A force de faire des billets-fleuves blindés de photos, j'accumule beaucoup de retard dans ma recension de films vus récemment - alors qu'au départ l'idée était juste de noter, brièvement (hum), quelques impressions. Je fais ici un essai de tir groupé de films qui m'inspirent moins.

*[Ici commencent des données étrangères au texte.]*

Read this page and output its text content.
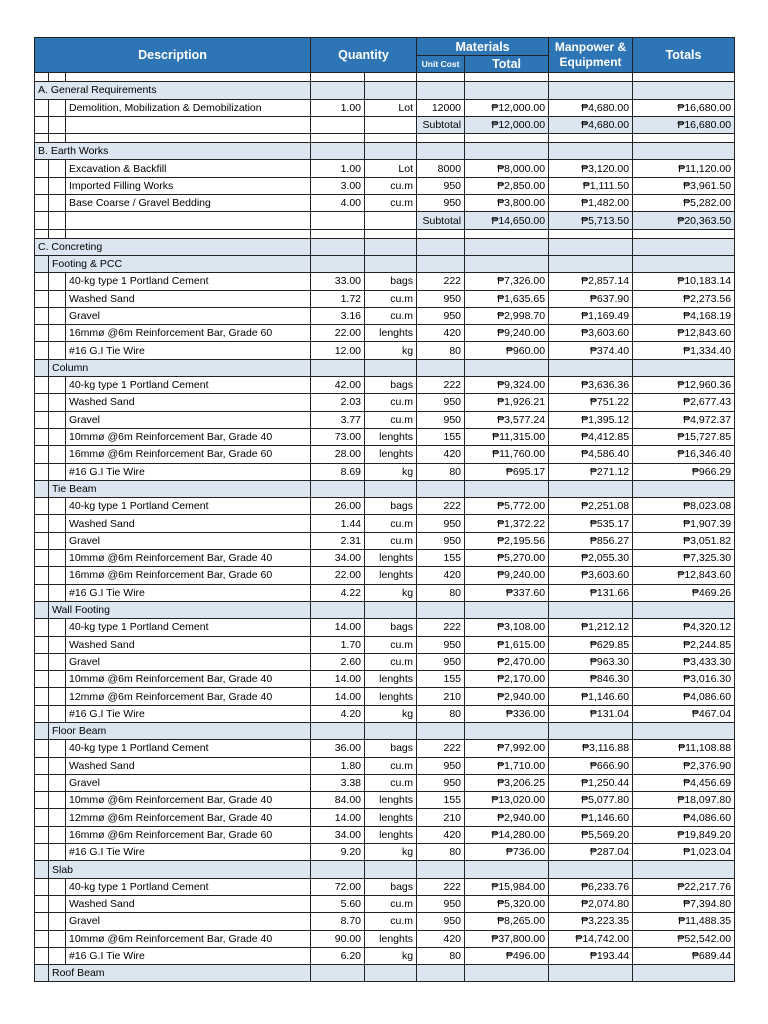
Description			Quantity		Materials		Manpower & Equipment	Totals
					Unit Cost	Total		

A. General Requirements								
		Demolition, Mobilization & Demobilization	1.00	Lot	12000	₱12,000.00	₱4,680.00	₱16,680.00
					Subtotal	₱12,000.00	₱4,680.00	₱16,680.00

B. Earth Works								
		Excavation & Backfill	1.00	Lot	8000	₱8,000.00	₱3,120.00	₱11,120.00
		Imported Filling Works	3.00	cu.m	950	₱2,850.00	₱1,111.50	₱3,961.50
		Base Coarse / Gravel Bedding	4.00	cu.m	950	₱3,800.00	₱1,482.00	₱5,282.00
					Subtotal	₱14,650.00	₱5,713.50	₱20,363.50

C. Concreting								
	Footing & PCC							
		40-kg type 1 Portland Cement	33.00	bags	222	₱7,326.00	₱2,857.14	₱10,183.14
		Washed Sand	1.72	cu.m	950	₱1,635.65	₱637.90	₱2,273.56
		Gravel	3.16	cu.m	950	₱2,998.70	₱1,169.49	₱4,168.19
		16mmø @6m Reinforcement Bar, Grade 60	22.00	lenghts	420	₱9,240.00	₱3,603.60	₱12,843.60
		#16 G.I Tie Wire	12.00	kg	80	₱960.00	₱374.40	₱1,334.40
	Column							
		40-kg type 1 Portland Cement	42.00	bags	222	₱9,324.00	₱3,636.36	₱12,960.36
		Washed Sand	2.03	cu.m	950	₱1,926.21	₱751.22	₱2,677.43
		Gravel	3.77	cu.m	950	₱3,577.24	₱1,395.12	₱4,972.37
		10mmø @6m Reinforcement Bar, Grade 40	73.00	lenghts	155	₱11,315.00	₱4,412.85	₱15,727.85
		16mmø @6m Reinforcement Bar, Grade 60	28.00	lenghts	420	₱11,760.00	₱4,586.40	₱16,346.40
		#16 G.I Tie Wire	8.69	kg	80	₱695.17	₱271.12	₱966.29
	Tie Beam							
		40-kg type 1 Portland Cement	26.00	bags	222	₱5,772.00	₱2,251.08	₱8,023.08
		Washed Sand	1.44	cu.m	950	₱1,372.22	₱535.17	₱1,907.39
		Gravel	2.31	cu.m	950	₱2,195.56	₱856.27	₱3,051.82
		10mmø @6m Reinforcement Bar, Grade 40	34.00	lenghts	155	₱5,270.00	₱2,055.30	₱7,325.30
		16mmø @6m Reinforcement Bar, Grade 60	22.00	lenghts	420	₱9,240.00	₱3,603.60	₱12,843.60
		#16 G.I Tie Wire	4.22	kg	80	₱337.60	₱131.66	₱469.26
	Wall Footing							
		40-kg type 1 Portland Cement	14.00	bags	222	₱3,108.00	₱1,212.12	₱4,320.12
		Washed Sand	1.70	cu.m	950	₱1,615.00	₱629.85	₱2,244.85
		Gravel	2.60	cu.m	950	₱2,470.00	₱963.30	₱3,433.30
		10mmø @6m Reinforcement Bar, Grade 40	14.00	lenghts	155	₱2,170.00	₱846.30	₱3,016.30
		12mmø @6m Reinforcement Bar, Grade 40	14.00	lenghts	210	₱2,940.00	₱1,146.60	₱4,086.60
		#16 G.I Tie Wire	4.20	kg	80	₱336.00	₱131.04	₱467.04
	Floor Beam							
		40-kg type 1 Portland Cement	36.00	bags	222	₱7,992.00	₱3,116.88	₱11,108.88
		Washed Sand	1.80	cu.m	950	₱1,710.00	₱666.90	₱2,376.90
		Gravel	3.38	cu.m	950	₱3,206.25	₱1,250.44	₱4,456.69
		10mmø @6m Reinforcement Bar, Grade 40	84.00	lenghts	155	₱13,020.00	₱5,077.80	₱18,097.80
		12mmø @6m Reinforcement Bar, Grade 40	14.00	lenghts	210	₱2,940.00	₱1,146.60	₱4,086.60
		16mmø @6m Reinforcement Bar, Grade 60	34.00	lenghts	420	₱14,280.00	₱5,569.20	₱19,849.20
		#16 G.I Tie Wire	9.20	kg	80	₱736.00	₱287.04	₱1,023.04
	Slab							
		40-kg type 1 Portland Cement	72.00	bags	222	₱15,984.00	₱6,233.76	₱22,217.76
		Washed Sand	5.60	cu.m	950	₱5,320.00	₱2,074.80	₱7,394.80
		Gravel	8.70	cu.m	950	₱8,265.00	₱3,223.35	₱11,488.35
		10mmø @6m Reinforcement Bar, Grade 40	90.00	lenghts	420	₱37,800.00	₱14,742.00	₱52,542.00
		#16 G.I Tie Wire	6.20	kg	80	₱496.00	₱193.44	₱689.44
	Roof Beam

The Visitor (Thomas McCarthy, 2008)
Walter, professeur d'université veuf et austère, fait la rencontre inopinée de Tarek, jeune réfugié syrien et joueur de djembé. Contres toutes attentes, le courant passe entre les deux hommes. J'ai eu un gros moment de panique au bout d'une demi-heure car The Visitor avait l'air de s'orienter vers un film d'apprentissage musical - orienté djembé. En fait non, le film devient sérieux, humain et intéressant lorsque Tarek commence à avoir des ennuis avec les services d'immigration.

Malgré un scénario assez convenu et un propos légèrement manichéen, The Visitor nous présente des personnages attachants et bien vivants. Je pense en particulier à la mère de Tarek, femme drapée d'une dignité très élégante mais non dénuée de sensualité. Dans le genre "film de clandestins qui galèrent à New York", j'avais toutefois préféré Once We Were Strangers (Emanuele Crialese, 1997) qui débordait de vitalité.


Ma Petite Entreprise (Pierre Jolivet, 1999)
Malgré des choix de carrière pas toujours très heureux (La Belle Histoire, L'Avion, L'Etudiante euh euh), j'aime bien Vincent Lindon, son air de chien battu, son côté lunaire et sa diction si particulière qui ressemble presque à du Woody Allen. On le retrouve ici dans le rôle d'un petit patron d'une entreprise de menuiserie qui va enchaîner les galères professionnelles, sentimentales et familiales.

J'ai vraiment apprécié le cadre dans lequel se déroule l'histoire, qui est une espèce de banlieue parisienne anonyme, sans histoire et sans charme, mais qui sonne très réelle. Ça change du parquet-moulure-cheminée des films d'auteurs, des cités qui font très cité ou de la province qui fait très province comme chez Chabrol.

Au-delà du cadre, Ma Petite Entreprise a une liberté narrative que je trouve assez rare, doublée d'une interprétation impeccable. François Berléand est parfait en assureur véreux et j'aime beaucoup Catherine Mouchet dans le rôle de la secrétaire enamourée. Avec son happy end artificiel, Ma Petite Entreprise devient presque une fable sur la solidarité et la débrouille : on pense alors à Frank Capra. Ces pieds nickelés de la combine foireuse sont très attachants et on est sincèrement content de les voir s'en sortir in fine. Un film réjouissant.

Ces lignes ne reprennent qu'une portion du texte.